DeWitt jail could soon house federal prisoners
Oct. 31, 2010 at 5:31 a.m.
Updated Nov. 1, 2010 at 6:01 a.m.
CUERO - Federal prisoners may soon serve some of their time in Cuero.
DeWitt County Sheriff Jode Zavesky recently received approval from the county commissioners court to finalize a contract with the U.S. Marshals Service to house federal prisoners in the DeWitt County Detention Center, a 161-bed unit that opened in spring 2009.
Ranging reporter Sonny Long visited the sheriff in his office to discuss what this means to his department and the county.
Before construction began, the size of the jail was one area that had to be considered. How was that determination made?

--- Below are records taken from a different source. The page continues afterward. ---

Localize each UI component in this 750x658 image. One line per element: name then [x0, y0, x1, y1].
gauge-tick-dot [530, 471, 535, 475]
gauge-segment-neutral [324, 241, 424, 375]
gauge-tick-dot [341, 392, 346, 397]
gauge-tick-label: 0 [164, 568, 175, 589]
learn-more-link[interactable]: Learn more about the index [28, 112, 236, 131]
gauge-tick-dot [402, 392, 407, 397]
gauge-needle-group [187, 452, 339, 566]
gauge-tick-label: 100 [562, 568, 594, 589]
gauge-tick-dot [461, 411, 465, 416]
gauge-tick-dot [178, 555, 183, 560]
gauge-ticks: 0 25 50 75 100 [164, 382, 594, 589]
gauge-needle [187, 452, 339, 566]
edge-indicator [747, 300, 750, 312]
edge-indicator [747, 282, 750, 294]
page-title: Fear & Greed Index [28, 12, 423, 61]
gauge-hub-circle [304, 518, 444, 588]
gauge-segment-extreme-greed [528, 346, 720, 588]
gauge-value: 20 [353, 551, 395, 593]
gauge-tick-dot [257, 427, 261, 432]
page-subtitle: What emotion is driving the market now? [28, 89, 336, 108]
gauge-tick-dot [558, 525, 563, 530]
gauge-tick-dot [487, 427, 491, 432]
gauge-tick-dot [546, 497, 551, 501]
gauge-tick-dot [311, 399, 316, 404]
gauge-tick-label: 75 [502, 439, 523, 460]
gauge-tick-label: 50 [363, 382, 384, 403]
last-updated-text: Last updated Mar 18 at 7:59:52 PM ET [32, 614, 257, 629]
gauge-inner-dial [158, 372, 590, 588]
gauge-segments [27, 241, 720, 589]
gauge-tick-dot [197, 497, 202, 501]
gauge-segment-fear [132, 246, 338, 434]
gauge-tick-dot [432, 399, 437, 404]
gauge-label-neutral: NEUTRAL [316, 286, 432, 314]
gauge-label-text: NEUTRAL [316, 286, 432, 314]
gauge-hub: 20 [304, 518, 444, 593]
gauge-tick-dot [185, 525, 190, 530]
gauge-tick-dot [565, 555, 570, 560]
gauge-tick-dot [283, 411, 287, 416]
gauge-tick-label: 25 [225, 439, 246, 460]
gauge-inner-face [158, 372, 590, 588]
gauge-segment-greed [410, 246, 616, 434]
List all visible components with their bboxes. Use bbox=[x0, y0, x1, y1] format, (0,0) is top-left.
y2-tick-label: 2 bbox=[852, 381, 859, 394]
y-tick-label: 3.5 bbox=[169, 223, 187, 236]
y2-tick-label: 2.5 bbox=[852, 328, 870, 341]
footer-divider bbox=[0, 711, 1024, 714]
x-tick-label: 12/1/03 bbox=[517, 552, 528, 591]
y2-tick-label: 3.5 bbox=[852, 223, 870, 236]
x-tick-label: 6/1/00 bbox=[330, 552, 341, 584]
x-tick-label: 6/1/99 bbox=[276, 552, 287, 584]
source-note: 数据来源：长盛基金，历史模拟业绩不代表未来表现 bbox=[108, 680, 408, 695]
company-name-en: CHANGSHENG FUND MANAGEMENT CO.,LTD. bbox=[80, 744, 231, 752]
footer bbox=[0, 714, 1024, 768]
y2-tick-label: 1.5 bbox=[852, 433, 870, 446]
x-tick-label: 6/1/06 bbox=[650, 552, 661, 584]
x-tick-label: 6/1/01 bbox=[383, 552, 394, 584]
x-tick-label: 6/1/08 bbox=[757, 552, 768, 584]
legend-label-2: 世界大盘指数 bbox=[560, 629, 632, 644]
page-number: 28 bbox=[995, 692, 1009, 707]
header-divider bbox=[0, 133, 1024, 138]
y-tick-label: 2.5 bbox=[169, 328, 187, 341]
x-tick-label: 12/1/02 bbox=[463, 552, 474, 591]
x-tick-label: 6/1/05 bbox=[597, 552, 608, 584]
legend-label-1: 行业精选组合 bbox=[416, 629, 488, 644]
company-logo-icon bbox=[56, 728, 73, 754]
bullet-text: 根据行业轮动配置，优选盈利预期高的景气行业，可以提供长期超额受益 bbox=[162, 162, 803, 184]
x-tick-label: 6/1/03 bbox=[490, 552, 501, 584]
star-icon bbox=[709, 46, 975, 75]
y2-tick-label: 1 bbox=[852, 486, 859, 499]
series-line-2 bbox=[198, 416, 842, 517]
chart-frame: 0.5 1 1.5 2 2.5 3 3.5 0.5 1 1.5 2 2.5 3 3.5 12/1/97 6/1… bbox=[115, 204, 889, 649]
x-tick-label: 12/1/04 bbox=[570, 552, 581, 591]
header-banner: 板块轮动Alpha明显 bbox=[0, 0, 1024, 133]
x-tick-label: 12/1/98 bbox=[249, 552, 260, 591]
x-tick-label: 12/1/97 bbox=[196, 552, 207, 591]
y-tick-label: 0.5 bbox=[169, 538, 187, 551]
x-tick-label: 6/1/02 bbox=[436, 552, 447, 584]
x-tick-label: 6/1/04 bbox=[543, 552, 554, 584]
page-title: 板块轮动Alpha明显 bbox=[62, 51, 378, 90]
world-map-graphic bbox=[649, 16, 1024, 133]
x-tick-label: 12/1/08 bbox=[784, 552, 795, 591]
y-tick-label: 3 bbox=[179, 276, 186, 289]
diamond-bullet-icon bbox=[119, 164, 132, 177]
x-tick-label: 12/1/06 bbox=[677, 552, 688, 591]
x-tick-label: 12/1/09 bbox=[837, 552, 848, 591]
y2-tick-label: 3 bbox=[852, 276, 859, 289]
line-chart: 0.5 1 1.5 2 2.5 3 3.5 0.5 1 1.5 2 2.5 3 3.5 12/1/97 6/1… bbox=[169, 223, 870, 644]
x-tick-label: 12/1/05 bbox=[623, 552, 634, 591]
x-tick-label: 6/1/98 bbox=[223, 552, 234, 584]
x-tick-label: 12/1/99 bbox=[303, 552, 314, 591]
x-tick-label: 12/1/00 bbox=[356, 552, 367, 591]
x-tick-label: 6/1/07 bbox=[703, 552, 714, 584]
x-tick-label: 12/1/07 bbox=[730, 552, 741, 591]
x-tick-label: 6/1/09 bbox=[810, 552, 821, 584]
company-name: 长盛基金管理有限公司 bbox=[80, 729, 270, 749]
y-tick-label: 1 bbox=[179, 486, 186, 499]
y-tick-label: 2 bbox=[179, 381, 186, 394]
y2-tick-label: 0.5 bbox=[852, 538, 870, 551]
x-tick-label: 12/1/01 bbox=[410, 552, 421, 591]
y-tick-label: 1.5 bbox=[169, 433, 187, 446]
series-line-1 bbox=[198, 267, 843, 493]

What we had seen happen earlier in other counties was they built their jails too small. They got the jail built, and the next thing you know, they are out of space. Our citizens committee, in its discussions, decided we didn't want to do that. I discussed with them the possibility that if we built it big enough for our needs in the future, then in the interim we might be able to house federal prisoners. That was one of the factors that helped them decide how big to build the jail.
How long has this process taken?
Like anything federal, it's a lengthy process. Before construction even began, they looked at the plans to make sure they met their needs. We have been working on the contracts with the U.S. Marshals Service for about a year-and-a-half.
What does this mean for your department in dollars and cents?
We were expecting $50 a day per inmate and they have offered us $53 a day. We are happy with that. It costs us on the average about $30 to $32 a day, depending on meals. We'll make roughly $20 a day per federal inmate that we house. If we have to transport them, they will also pay $20 an hour for our jailers' time and mileage. We've been gearing up for it. We bought the additional uniforms out of last year's budget, and bought the bedding. In a 12-month period, if we could keep that 48-bed pod full, we would gross just under $1 million. Thirty to 40 percent of that would be over our operating costs.
When do you expect the first prisoners to arrive?
We should see the first prisoners in 30 to 60 days. They want to start us slow with six, eight or 10, and we can house probably 15 right now without affecting our staffing. We can gradually move up to 48 inmates by the end of the year or the first of next year. We have a whole pod that we could use for that. That would require us to hire four additional jailers.
What kinds of prisoners will these be?
They are inmates who have been arraigned and are awaiting trial, those who have been to trial and been sentenced and waiting for a bed to open at a federal prison, or those awaiting deportation. So it can be anything and everything the federal government deals with.